C.C.A. No. 02C01-9706-CC-00224.
July 1, 1998.
DYER COUNTY, HON. JOE G. RILEY, JUDGE (Possession of Cocaine with Intent to Sell).
FOR THE APPELLANT:
G. STEPHEN DAVIS, District Public Defender
FOR THE APPELLEE:
JOHN KNOX WALKUP, Attorney General Reporter, GEORGIA BLYTHE FELNER Asst. Attorney General, C. PHILLIP BIVENS, District Attorney General
The defendant was indicted with (a) possession of cocaine in an amount over .5 grams with intent to sell or deliver, and (b) possession of marijuana less than one-half ounce. Following a bench trial, the defendant was found guilty of both offenses and sentenced to thirteen years in the Department of Correction. In this appeal as of right, the defendant argues that the evidence is insufficient to support a conviction for possession of cocaine with intent to sell. Finding no merit in the defendant's argument, we affirm.
The defendant was a passenger in a car stopped by the police. Because one of the officers noted that the driver's eyes were bloodshot, the driver was administered three field sobriety tests, each of which he passed. The officer asked the driver why his eyes were bloodshot. The driver responded that he had been working all night. The officer asked the driver if he had been using drugs. The driver responded that he had not been using drugs, and he invited the officer to search his vehicle.

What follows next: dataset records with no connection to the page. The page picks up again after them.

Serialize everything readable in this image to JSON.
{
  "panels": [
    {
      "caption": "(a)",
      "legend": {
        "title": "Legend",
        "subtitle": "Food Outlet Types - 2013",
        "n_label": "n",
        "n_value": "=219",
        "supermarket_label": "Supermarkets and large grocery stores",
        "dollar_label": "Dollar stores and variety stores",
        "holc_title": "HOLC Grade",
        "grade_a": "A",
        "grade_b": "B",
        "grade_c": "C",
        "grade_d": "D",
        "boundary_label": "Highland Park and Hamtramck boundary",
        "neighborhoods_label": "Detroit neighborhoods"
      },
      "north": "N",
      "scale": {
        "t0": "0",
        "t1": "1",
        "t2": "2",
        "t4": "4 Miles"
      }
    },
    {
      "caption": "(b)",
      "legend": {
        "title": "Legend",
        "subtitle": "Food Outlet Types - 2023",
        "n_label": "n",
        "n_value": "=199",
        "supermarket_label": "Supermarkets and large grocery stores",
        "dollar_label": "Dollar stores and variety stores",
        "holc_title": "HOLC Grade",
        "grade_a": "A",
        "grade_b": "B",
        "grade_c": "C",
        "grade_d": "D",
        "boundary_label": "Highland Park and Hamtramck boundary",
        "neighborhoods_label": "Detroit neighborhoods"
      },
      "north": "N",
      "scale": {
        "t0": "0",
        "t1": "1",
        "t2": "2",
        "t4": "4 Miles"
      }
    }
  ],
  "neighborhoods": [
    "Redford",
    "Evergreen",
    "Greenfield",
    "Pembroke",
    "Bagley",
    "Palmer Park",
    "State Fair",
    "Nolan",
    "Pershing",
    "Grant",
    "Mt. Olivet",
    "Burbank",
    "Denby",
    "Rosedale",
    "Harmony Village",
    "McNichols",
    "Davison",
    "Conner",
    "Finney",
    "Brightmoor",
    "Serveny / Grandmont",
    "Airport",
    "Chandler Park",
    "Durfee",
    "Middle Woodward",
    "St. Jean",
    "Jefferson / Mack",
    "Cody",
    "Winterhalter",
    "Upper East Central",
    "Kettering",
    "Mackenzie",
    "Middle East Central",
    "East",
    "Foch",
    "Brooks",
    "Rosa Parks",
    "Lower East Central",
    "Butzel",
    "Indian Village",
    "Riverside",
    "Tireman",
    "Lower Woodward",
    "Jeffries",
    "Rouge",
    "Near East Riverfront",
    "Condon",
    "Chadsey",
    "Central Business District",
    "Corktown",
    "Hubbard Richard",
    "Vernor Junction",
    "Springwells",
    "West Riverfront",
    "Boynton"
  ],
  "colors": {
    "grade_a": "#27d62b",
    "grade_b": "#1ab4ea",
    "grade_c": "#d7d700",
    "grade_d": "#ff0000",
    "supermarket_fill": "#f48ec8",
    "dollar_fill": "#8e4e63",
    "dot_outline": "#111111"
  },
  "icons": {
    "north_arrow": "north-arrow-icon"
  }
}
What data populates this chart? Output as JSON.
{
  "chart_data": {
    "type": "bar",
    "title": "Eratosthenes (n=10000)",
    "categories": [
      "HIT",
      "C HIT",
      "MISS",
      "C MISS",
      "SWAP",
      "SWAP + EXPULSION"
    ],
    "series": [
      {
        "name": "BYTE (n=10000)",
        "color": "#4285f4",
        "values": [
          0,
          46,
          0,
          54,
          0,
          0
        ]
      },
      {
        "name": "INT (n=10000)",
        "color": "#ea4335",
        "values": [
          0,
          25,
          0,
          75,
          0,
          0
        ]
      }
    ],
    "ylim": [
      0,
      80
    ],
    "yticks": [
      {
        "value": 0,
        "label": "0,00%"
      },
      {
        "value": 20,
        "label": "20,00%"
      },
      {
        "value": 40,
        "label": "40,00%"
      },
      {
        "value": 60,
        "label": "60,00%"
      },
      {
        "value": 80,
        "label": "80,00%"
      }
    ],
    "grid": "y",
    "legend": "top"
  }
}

The officer asked the defendant to exit the vehicle so it could be searched. The officer then watched as the defendant removed his wallet from his back pocket and placed it inside the passenger side door handle. When searching the vehicle, the officer noticed that the defendant's wallet was bulging and had a glassine object sticking out of it. The officer opened the wallet and found two separate and equal pouches of marijuana weighing 5.7 grams and eight rocks of crack cocaine weighing .9 grams. In a written statement, the defendant admitted that the drugs belonged to him, not the driver. A pager and three hundred dollars and fifty-seven cents ($300.57) in cash, fifty dollars ($50.00) of which was hidden in the defendant's shoe, was found on the defendant's person. No drug paraphernalia was found on the driver, on the defendant, or in the vehicle. Moreover, the officer searching the vehicle detected no odor of alcohol or drugs.
At trial, the defendant testified that he and the driver had purchased the drugs for their own use. That evening, he and the driver had been rolling the marijuana with the cocaine and smoking it with the windows rolled up. He could not explain why the vehicle did not smell of marijuana or other drugs. To explain the absence of paraphernalia, the defendant testified that he had used the last of his rolling papers and thrown the empty package out of the window, while the driver had been using a crack pipe that he hid in his pants. The defendant also stated that he had so much cash on him that evening because he had just been paid.
The defendant admitted at trial that he was in possession of the marijuana and cocaine. His challenge, however, is to whether the evidence was sufficient to establish that he intended to sell the cocaine. We agree with the trial court's conclusion that the State sufficiently proved intent.
"It may be inferred from the amount of a controlled substance . . . along with other relevant facts surrounding the arrest, that the controlled substance or substances were possessed with the purpose of selling or otherwise dispensing." T.C.A. § 39-17-419. Possession of a pager and a large amount of cash simultaneously with a large amount of a controlled substance may be sufficient circumstances from which the factfinder could infer that the defendant intended to sell the controlled substance. E.g., State v. Ronald Mitchell, C.C.A. No. 02C01-9702-CC-00070, Lauderdale County (Tenn.Crim.App. filed September 15, 1997, at Jackson); State v. Robert Lee Moore, C.C.A. No. 02C01-9502-CC-00038, Madison County (Tenn.Crim.App. filed October 4, 1995, at Jackson).
Here, the proof established that the defendant was carrying eight rocks of crack cocaine that weighed .9 grams, a pager, and three hundred dollars and fifty-seven cents ($300.57) in cash, some of which was hidden in his shoe. The cocaine was not found in the defendant's pocket, but rather in his wallet, as if to suggest, as the trial court surmised, that the drugs were being held for resale. Although the defendant claimed to have bought the cocaine for personal consumption that evening, he could not explain why the vehicle did not smell like smoke, even though earlier that evening, he had supposedly smoked the drugs in the vehicle with the windows closed. Given this, sufficient evidence in the record exists to support a finding of intent. This issue is without merit.